I personally don't rate such supposedly good relations as very valuable. I prefer good relations based on actual friendliness and satisfactory win-win agreements, not on transfers.
There's also the question of durability. How long does any "prestige" or "good will" last? Does it last only till the next government? Does it decay once policy changes? It certainly seems so.
Prestige seems to be grossly over-valued in modern foreign politics, especially if it's based on loss of life, health and treasure.
P.S.: I expect that most readers simply think "article 5" all the time. My answers:
* Article 5 is not applicable to Australia.

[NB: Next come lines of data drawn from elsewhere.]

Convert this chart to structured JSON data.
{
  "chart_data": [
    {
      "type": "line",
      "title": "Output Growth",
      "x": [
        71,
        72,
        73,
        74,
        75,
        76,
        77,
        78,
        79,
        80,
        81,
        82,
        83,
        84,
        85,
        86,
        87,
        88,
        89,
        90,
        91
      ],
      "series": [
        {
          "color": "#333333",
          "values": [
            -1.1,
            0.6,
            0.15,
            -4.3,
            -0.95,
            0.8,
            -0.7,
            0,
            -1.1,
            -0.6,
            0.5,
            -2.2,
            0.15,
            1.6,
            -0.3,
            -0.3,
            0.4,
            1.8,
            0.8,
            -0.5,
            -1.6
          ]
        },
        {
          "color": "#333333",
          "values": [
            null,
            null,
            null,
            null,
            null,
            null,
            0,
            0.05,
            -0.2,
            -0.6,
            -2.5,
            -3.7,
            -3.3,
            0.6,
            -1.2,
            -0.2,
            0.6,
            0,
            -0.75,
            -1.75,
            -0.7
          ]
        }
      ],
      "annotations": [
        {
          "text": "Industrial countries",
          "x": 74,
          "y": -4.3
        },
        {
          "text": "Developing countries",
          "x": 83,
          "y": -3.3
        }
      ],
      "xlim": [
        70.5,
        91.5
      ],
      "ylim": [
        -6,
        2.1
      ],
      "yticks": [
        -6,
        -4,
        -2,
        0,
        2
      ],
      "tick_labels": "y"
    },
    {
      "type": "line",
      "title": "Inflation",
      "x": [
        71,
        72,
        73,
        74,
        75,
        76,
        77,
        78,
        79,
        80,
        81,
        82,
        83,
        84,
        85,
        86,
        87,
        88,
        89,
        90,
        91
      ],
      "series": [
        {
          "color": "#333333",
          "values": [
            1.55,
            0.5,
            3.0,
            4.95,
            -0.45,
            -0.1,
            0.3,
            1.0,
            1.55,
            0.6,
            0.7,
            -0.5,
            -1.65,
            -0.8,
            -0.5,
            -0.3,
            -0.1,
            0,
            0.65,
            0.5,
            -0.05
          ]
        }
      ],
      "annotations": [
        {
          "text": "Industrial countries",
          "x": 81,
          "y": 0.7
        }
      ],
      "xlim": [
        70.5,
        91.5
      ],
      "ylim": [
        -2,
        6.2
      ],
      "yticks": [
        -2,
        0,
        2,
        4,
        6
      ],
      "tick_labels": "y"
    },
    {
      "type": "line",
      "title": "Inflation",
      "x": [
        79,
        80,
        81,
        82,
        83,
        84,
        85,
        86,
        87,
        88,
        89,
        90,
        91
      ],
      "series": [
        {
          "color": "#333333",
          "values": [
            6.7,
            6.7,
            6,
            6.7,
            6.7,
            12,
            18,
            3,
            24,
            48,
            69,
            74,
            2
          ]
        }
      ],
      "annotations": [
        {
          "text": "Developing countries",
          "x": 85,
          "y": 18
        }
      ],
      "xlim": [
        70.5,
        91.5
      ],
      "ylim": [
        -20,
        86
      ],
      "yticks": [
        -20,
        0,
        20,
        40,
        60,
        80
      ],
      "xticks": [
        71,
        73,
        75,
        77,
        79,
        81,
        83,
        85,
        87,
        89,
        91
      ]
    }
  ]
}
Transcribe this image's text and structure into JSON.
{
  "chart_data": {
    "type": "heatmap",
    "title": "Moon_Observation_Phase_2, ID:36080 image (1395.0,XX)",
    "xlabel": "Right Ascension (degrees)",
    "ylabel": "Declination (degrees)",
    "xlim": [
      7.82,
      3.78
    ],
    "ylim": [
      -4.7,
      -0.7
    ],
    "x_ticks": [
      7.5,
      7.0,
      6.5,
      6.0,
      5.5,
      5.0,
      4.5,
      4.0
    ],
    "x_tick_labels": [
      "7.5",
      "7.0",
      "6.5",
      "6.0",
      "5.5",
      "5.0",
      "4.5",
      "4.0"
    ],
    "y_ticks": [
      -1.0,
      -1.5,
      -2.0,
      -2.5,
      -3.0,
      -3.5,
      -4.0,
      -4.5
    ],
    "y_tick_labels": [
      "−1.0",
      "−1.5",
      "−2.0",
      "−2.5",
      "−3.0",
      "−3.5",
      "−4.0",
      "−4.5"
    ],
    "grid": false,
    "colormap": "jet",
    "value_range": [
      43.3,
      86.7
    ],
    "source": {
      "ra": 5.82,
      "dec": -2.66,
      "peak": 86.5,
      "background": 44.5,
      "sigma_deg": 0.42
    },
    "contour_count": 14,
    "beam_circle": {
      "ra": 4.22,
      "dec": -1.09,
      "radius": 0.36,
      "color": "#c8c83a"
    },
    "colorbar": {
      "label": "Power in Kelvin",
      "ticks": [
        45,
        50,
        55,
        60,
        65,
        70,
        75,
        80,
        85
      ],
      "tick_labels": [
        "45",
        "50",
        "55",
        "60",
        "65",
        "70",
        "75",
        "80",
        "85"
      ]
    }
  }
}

* Was sticking to NATO a good choice for effectively non-threatened Canada post-1990? They were and are free to leave, and alliances were always in history just temporary. There's no indebtedness because of having been allied in the past. And even if it was - wouldn't the other members owe more to Canada than Canada to them?
* And finally; Article 5 is about defence. The enemy was long chased from power, no alliance ever required or requires to defend by chasing the enemy to the last man. ISAF is not about article 5.